Does anyone have any info about the Liu Kang dog/bloodline?


----------



## reddoggy (Jan 31, 2008)

Uh... If you have one of these dogs beware of it mystic abilities and enter it in the competion known as MORTAL KOMBAT? Just kiddin', never heard of them. Is this an underground fighting line? There are so many lines out there, people peddle other peoples  and call it what they want... You know? I dunno, maybe it is well known, I just haven't caught wind of it in my neck of the woods.


----------



## bahamutt99 (May 14, 2008)

Liu Kang is cool, but Scorpion's my boy. :snap: (In all seriousness, never heard of it, except in the video game world.)


----------



## Phoenix (May 3, 2008)

LOL y'all are funny! I prefer Sub-Zero myself :roll: I don't have an APBT yet,I'm waiting for the right time and the right dog. I was just asking since I saw a nice black APBT yesterday . I asked its owner about the dog's lineage and he said Liu Kang.
The dog had conformation like the "old school" pits,something I don't see much where I live. He was quite impressive,as far as looks go.


----------



## hell no they wont go (Oct 4, 2007)

bahamutt99 said:


> Liu Kang is cool, but Scorpion's my boy. :snap: (In all seriousness, never heard of it, except in the video game world.)

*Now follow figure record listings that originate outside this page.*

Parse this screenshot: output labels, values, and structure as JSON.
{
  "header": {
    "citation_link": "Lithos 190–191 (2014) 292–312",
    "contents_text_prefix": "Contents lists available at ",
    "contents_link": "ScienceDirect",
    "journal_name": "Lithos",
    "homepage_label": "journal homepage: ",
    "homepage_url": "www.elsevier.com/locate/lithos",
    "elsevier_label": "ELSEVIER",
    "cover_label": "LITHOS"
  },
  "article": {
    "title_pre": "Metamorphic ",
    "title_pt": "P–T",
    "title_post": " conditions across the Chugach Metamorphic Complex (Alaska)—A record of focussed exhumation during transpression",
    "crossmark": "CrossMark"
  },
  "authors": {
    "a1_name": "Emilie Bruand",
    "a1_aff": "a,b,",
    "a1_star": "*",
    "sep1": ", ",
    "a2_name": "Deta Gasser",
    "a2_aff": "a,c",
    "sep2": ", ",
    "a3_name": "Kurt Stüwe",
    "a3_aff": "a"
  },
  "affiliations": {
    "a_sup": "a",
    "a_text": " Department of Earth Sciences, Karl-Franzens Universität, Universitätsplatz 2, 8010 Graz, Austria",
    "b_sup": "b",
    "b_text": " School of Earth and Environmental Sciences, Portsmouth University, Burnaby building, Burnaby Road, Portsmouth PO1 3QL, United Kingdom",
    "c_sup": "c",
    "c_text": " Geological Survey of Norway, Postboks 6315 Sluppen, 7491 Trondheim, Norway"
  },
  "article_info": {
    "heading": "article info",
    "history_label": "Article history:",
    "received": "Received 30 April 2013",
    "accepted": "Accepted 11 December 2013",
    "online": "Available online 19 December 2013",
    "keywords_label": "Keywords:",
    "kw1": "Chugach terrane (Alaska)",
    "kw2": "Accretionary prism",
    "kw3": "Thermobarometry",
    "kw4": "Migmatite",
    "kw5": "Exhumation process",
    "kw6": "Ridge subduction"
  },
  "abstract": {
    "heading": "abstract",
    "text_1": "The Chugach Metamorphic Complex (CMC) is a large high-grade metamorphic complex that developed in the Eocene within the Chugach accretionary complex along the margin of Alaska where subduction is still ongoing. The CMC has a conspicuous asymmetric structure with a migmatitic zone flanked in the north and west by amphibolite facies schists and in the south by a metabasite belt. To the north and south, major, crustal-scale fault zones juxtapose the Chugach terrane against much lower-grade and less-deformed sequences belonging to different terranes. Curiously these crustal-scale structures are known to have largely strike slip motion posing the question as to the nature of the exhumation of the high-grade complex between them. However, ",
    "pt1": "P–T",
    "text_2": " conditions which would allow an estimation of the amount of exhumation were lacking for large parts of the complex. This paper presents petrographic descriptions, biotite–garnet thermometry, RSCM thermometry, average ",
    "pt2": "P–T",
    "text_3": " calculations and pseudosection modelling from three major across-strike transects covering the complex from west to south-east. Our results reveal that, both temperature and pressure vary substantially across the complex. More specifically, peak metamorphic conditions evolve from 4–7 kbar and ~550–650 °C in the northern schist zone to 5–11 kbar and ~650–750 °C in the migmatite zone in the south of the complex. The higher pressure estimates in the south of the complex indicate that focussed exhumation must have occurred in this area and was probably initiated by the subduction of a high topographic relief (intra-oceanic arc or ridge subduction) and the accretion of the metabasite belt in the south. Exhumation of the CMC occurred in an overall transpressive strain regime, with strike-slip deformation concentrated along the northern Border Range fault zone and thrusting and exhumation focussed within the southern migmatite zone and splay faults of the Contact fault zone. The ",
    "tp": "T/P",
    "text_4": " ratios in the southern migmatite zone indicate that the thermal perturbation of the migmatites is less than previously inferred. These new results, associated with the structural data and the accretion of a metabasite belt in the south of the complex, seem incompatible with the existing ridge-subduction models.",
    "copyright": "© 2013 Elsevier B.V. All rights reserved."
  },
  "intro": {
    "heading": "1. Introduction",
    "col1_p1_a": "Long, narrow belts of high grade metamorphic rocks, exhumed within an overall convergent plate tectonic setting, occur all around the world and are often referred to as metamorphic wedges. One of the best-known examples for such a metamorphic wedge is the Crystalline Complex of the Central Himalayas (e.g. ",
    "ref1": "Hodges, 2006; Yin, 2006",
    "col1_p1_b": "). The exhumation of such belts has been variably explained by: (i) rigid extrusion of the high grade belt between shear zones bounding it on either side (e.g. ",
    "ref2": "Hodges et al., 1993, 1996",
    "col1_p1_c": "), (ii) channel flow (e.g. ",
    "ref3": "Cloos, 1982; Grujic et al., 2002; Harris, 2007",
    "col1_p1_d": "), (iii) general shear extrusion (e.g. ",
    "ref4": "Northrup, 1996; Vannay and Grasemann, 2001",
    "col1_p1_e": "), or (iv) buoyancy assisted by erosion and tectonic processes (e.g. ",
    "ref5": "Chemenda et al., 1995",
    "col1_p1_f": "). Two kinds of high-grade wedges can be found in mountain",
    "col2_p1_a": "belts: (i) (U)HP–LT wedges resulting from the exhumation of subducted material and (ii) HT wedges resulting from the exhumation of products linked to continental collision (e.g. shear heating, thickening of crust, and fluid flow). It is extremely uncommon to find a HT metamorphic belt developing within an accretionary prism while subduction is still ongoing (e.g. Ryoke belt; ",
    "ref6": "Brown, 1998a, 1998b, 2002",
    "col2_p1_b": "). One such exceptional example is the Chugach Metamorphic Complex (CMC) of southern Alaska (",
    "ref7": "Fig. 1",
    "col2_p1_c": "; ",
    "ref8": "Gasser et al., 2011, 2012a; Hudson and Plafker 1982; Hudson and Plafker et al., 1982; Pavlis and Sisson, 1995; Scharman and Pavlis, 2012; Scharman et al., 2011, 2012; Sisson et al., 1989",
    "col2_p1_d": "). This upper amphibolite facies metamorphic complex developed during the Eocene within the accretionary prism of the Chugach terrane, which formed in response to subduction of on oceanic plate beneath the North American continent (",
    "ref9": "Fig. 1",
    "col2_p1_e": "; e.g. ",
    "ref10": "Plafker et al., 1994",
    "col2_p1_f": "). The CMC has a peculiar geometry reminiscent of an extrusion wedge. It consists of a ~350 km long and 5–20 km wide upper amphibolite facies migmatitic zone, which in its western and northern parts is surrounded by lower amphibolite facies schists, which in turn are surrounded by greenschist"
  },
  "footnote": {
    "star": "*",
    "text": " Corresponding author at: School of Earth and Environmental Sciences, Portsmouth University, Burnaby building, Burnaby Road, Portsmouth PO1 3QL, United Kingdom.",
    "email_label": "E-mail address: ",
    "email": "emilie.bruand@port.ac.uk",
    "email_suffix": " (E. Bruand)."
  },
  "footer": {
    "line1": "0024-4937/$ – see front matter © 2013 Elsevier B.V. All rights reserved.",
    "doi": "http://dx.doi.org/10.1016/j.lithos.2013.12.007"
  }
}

hey dont steal my charactor!! scorpions my bf!!! 
but no never heard of them i'll try and see if i can find that kennel though and check it out.


----------



## hell no they wont go (Oct 4, 2007)

nope couldnt find a kennel that was called that. if you like the original pitbull standards i would check out old forts kennel he has some nice dogs especially his rebel. also try true kennels i skim read through thier kennel they have very nice pits as well i like what i saw for the most part in that kennel.


----------



## Phoenix (May 3, 2008)

I couldn't find any info on that dog either.Oh,well.The owner of the dog I saw yesteday just piqued my
curiosity since I have never heard of Liu Kang.( Except in Mortal Kombat!:cheers: )


----------